A panel of High Court justices rejected the petition filed by Avigdor Lieberman, Yisrael Beitenu and several private petitioners against the Chief Rabbinate and the rabbinical courts, ruling that DNA testing to prove one’s Judaism should be allowed.
The High Court of Justice also ruled that the petitioners did not prove that the rabbinate acted in a discriminatory manner in this matter. At the same time, the majority decision said the rabbinate must formulate written rules on the issue within a year.
The majority decision was written by Justice Neal Hendel, who noted that two important issues were raised in the petition: reexamination by the rabbinical court of the Judaism of someone who was already recognized and registered as a Jew, and conducting genetic tests to prove one’s Judaism.
“The respondents’ arguments indicate a lack of clarity as to the rules that are applied in the rabbinical courts,” Hendel wrote. “For example, in the preliminary response, it was argued that the proposal to conduct genetic testing is only made when the rest of the material presented is not sufficient, i.e., in cases in which, without such testing, the person’s Judaism would not be recognized. According to this line of thinking, the proposal to do testing can only benefit the person being tested, whether he accepts the testing or refuses to undergo the test.
“On the other hand,” Hendel continued, “somewhere else it says that refusal to submit to testing could lend ‘additional weight’ and ‘reinforcement’ to the evidence, and during the hearing before us, the representative of the rabbinical court argued that refusal to submit to testing could be seen as ‘a certain reinforcement’ of a ruling that a person’s Judaism was not proven.”
Hendel added, “This lack of clarity regarding the genetic testing and its standing heightens the need to set clear instructions concerning the rabbinical court’s proposal to conduct genetic testing, and the relevance of the refusal of its evaluation.”
Hendel concluded, “Under these circumstances, it would be correct to allow the rabbinical court to work to clarify the rules in writing. In light of its willingness to consider this, at this stage, the petition, as submitted, has exhausted itself. However, a period of one year shall be set, and if a procedure is not produced in writing in this time – the petitioners may submit a new petition.”
Justice George Karra joined Hendel’s decision, saying, “The existence of written rules would have made the submission of this petition unnecessary, as it was submitted for claims of discrimination in the application of rules that are not clearly known and not anchored in writing. Clear written rules will make avert disagreements and a sense of discrimination in the future.”
In his minority opinion, Justice Noam Sohlberg said the rabbinate should not be instructed to formulate written rules on the issue. “The genetic testing in question is only a possibility available, at the choice of the applicant and his family, as per their judgment. In circumstances in which there is insufficient evidence presented by the applicant to firmly prove his Judaism, genetic testing could be of help to him and strengthen his evidence, the more that a family relationship is established between him and others whose Judaism has been clearly determined. Sometimes the genetic testing could be more convenient and efficient than tracking down other evidence and documents. Hence there is no problem in presenting the possibilities to the applicant, for his knowledge and his choice.”

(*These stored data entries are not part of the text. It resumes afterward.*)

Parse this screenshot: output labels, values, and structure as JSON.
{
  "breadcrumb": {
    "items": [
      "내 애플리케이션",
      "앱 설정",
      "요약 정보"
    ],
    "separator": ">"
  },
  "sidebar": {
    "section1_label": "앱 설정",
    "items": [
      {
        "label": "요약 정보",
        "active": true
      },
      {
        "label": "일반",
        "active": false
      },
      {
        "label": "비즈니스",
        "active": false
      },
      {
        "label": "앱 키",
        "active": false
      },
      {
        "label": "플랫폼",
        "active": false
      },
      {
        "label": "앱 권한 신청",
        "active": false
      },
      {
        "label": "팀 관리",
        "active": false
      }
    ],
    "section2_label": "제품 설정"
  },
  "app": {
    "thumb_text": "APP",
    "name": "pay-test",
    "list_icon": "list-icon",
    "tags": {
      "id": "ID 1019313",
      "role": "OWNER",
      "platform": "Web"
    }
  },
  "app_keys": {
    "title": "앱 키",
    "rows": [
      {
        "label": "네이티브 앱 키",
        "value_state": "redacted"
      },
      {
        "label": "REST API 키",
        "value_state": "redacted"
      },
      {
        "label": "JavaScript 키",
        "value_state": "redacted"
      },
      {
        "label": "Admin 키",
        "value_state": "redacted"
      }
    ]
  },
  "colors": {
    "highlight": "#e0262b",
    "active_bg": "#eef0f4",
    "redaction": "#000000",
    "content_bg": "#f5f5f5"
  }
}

In response to the petition, the state said that only in a few cases was an appeal made to the president of the chief rabbinical court for approval to do genetic testing. In 2013, no such inquiries were made; in 2014, only one was made; in 2015, there were no inquiries; in 2016, there were seven; in 2018, there were six, and in 2019 (through May) there was just one.

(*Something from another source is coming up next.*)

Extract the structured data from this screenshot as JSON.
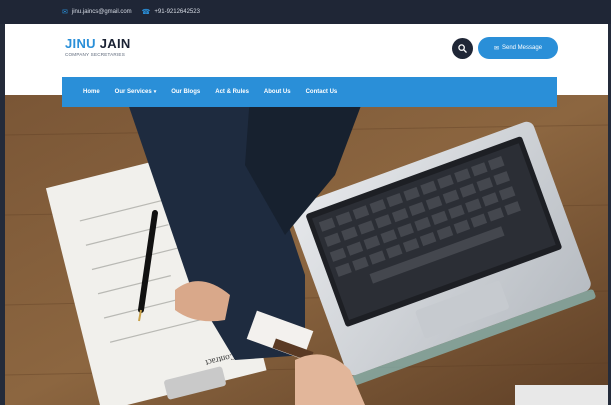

The data also show that in 2017, 3,868 people applied to have their Judaism confirmed and 96 percent of the requests were approved; in 2018, there were 3,451 applications and 97 percent were approved. “These figures speak for themselves. The vast majority of the applications were approved, only in a very few cases was a request for genetic testing made,” Sohlberg wrote.

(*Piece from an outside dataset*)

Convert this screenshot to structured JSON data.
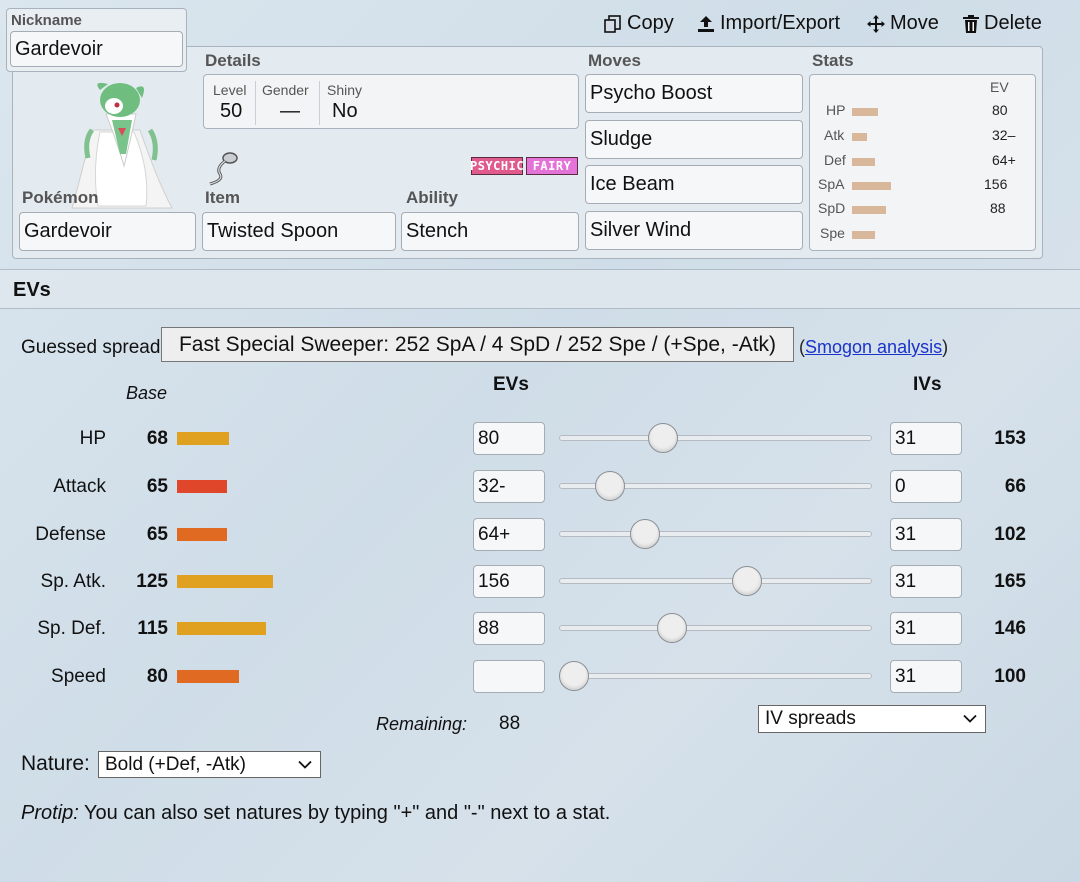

“Based on the above factual figures and on the legal and judicial basis that was presented, I question if there is a need to formulate written rules,” Sohlberg wrote. “The harm that may come from rigidly fixing rules in writing may outweigh the benefit, and perhaps it is better to leave the rabbinical court some flexibility in applying its judgment in accordance with the law, halakha and the evidence. Setting written rules is not necessarily a solution to every possible scenario that could come before the rabbinical court. The dayanim [religious judges]must use their wisdom, common sense and sensitivity as required by the circumstances of each case that comes before them.”
Sohlberg also argued that the Judaism clarification process was done equally for immigrants from the former Soviet Union, from Hungary, Eastern Europe, India, England and the United States. “The claim of discrimination was in vain,” he said.
During the hearing, the representative of the rabbinical court agreed to bring the matter of setting the rules in writing before the Chief Rabbinical Council. Sohlberg found that sufficient and saw no reason to obligate the rabbinate to set written rules. Sohlberg also criticized the petitioners, saying they had not exhausted all the proceedings open to them and had not filed an appeal to the Chief Rabbinical Court as they should have, and therefore he felt that the petitioners should be obligated to pay the court costs and not the state, as his two colleagues decided.